An acer: your boss is gonna try and f*ck you
Hmm, is the boss hot?
… and sweaty … and hairy … very, very hairy. :(
HP laptop: your company has no idea what it’s doing for it’s entire technology department
My last 3 jobs all used HP… No major issues.
Worst thing that happened with my HP work laptop is somebody knocked my water over onto it and it died. That was 2 hours after I got it and spend 2 hours installing everything onto it.
Boot up from external device and watch it wipe non-windows boot entries (yes, even with secure boot off) and then not automatically find any other EFI files so you have to navigate to them manually. Oh, and the only way to add them back is efibootmgr tool, or if you want GUI, Bootice in Hiren’s boot (yes that’s still a thing).
At least that was experience with HP 255 G7.As for another one, a mini PC, the UEFI setup seems to have limited HID driver support. Basic cheap keyboard seems to be a must. DO NOT DISABLE SECURE BOOT IF JUST THE MOUSE WORKS!!! Upon reboot, it will ask you to confirm disabling secure boot by TYPING in something. Every time. Even if you reset UEFI with the motherboard pins.

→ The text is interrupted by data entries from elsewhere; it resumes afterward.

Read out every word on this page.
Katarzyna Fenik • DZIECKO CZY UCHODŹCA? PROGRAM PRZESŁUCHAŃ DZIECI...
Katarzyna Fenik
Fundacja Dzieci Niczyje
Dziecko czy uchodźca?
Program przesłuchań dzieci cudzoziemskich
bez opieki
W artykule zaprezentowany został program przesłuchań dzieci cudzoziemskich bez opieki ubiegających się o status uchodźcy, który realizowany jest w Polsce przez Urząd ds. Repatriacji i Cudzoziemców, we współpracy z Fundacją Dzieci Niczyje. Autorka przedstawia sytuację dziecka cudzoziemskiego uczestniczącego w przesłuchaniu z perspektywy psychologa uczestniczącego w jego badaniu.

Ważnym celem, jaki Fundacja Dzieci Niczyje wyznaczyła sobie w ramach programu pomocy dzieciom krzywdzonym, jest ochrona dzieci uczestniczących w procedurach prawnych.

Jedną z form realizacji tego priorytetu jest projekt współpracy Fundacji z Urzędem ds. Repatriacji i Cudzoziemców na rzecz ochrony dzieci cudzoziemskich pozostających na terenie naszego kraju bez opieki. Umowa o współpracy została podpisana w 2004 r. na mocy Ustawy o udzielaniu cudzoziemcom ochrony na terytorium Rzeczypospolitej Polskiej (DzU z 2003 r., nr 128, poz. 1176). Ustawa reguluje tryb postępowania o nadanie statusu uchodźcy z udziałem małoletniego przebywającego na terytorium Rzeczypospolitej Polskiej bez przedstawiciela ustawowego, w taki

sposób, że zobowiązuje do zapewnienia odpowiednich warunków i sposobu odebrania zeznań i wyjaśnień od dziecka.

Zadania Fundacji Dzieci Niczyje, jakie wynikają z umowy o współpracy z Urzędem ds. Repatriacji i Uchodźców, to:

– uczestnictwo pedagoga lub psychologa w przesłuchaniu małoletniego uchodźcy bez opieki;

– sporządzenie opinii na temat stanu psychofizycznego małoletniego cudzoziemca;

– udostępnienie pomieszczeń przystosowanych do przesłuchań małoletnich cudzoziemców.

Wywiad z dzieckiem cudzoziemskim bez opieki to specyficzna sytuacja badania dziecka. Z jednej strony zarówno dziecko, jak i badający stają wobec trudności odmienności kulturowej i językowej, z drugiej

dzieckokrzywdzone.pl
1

At least that was experience with HP ProDesk 400 G3 mini.But hey, I also had issues with Dell, I think Optiplex 7020. It was unable to boot via internal DVD drive. I tried 2 of them, both fared the same, no problem reading and burning discs in OS. I tried a USB DVD drive, that magically worked. What?
Yeah but a random (non IT especially) probably wouldn’t need to boot from an external device, would they? As for the UEFI changes, a random employee shouldn’t be in the BIOS either I would think.
I’m really curious on those, I don’t do that sort of thing these days so sort of wondering how impactful it could be. Outside of the random person who thinks they should change them but that’s got to be pretty minimal and IT should lock it down anyways.
Accurate
What about a Framework laptop?
Edit: or a desktop that you can remote into from your personal machine if you want to work outside the office?
Adding to OP:
Framework: You are self-employed.
It ain’t much but it’s honest work, the honestest.
Just got a framework 13. Can’t imagine going back to anything else right now.
Wouldn’t it either be a really new start up or a non profit foss group? Talking about framework
In my friend’s case, it’s a web development company that’s been around for at least a decade. His previous machine at the same company was a Dell, I think.
Yes, having a work desktop (or a virtual insurance somewhere) is great.
Especially if you need to run some intensive jobs.
Union.
HP but it switches with Dell every 5 years.
My peers have been there 20+ years. No one’s dumb enough to get fired. I only got this job because someone retired.
The people are awesome. I hope to God I can work here another decade.